The search for extraterrestrial civilizations gained momentum when SETI joined forces with the National Science Foundation’s Carl H. Jansky Very Large Array (VLA) near Socorro, New Mexico. The Quest for Extraterrestrial Intelligence (SETI) is one of those scientific initiatives that is either a colossal waste of time and money or could lead to one of the greatest events in human history. The problem is that research is conducted with so little information that the number of civilizations in our galaxy ranges from 50 million to one, namely Earth.
To compensate, the SETI Institute is instead focusing on understanding how extraterrestrials might try to make contact, spending more time on increasingly sensitive instruments, and developing strategies to find smart signals hidden in cosmic noise.
The latest step is a partnership with the VLA, which connects three rail lines, each of which are 28 arrays of 25-metre (82-foot) radio antennas weighing 230 tons, each running up to 13 miles (21 km) across the ground. Desert In operation since 1980, the VLA is currently running a project known as the Very Large Array Sky Survey (VLASS), which monitors the radio emission of 80% of the sky.
To take advantage of this monitoring, SETI, the National Radio Astronomy Observatory, and the Breakthrough Listening Initiative installed a new system called the Commensal Open Source Multimode Interferometer Cluster (COSMIC) that uses data collected by the VLA.
COSMIC analyzes the flow in very narrow radio channels and looks for techno signals that an extraterrestrial radio signal might indicate. In this case, signals are transmitted in very narrow bands of about one hertz in width.

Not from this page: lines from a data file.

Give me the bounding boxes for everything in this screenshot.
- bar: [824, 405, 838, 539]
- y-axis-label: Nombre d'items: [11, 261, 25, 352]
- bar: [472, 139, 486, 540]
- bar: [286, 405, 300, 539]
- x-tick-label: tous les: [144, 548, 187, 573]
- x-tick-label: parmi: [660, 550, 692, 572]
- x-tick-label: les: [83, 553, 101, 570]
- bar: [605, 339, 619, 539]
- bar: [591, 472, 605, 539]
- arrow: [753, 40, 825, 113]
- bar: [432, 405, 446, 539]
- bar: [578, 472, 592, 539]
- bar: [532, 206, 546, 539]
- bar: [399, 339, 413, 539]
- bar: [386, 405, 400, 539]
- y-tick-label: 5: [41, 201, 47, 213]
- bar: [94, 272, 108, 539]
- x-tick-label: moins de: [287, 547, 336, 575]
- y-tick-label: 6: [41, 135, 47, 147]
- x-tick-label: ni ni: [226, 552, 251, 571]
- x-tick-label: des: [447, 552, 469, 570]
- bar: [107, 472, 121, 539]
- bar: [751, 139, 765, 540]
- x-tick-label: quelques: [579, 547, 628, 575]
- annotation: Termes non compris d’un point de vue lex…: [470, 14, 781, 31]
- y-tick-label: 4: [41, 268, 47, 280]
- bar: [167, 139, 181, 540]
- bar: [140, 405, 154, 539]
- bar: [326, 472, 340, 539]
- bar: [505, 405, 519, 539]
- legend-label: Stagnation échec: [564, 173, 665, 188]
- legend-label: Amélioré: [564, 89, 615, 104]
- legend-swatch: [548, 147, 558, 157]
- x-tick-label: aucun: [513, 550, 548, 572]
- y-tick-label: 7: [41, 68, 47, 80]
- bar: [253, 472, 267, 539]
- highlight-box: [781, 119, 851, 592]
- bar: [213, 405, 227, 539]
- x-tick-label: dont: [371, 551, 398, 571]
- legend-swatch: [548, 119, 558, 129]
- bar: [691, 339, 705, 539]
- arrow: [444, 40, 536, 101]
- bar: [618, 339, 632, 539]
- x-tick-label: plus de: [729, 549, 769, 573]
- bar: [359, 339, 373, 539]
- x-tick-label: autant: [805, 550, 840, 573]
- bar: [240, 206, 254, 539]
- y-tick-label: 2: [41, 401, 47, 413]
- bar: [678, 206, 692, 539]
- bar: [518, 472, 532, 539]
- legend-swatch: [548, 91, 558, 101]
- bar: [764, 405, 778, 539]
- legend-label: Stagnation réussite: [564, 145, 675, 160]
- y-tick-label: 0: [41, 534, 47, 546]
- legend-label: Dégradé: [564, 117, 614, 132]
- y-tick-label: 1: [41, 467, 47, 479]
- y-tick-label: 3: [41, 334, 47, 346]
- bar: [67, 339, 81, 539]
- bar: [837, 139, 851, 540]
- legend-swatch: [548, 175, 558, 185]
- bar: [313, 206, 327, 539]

It also looks for pulses and transitions when scanning a target of about 10 million stars. The result is a search 1000 times more complete than previous searches.
To test the system, it targeted the deep space probe Voyager 1, about 15 billion miles (24 billion km) away. COSMIC not only studied the individual antennas in the array and detected the spacecraft, but also mapped Voyager’s radio carrier and sidebands.
“COSMIC is collaborative, meaning it works in the background using a copy of the data astronomers receive for other science purposes,” said Paul Demorest, scientist and leader of the VLA/VLBA Science Support Group at the National Radio Astronomy Observatory. “It’s an ideal and very efficient way to get a lot of telescope time looking for rare signals.”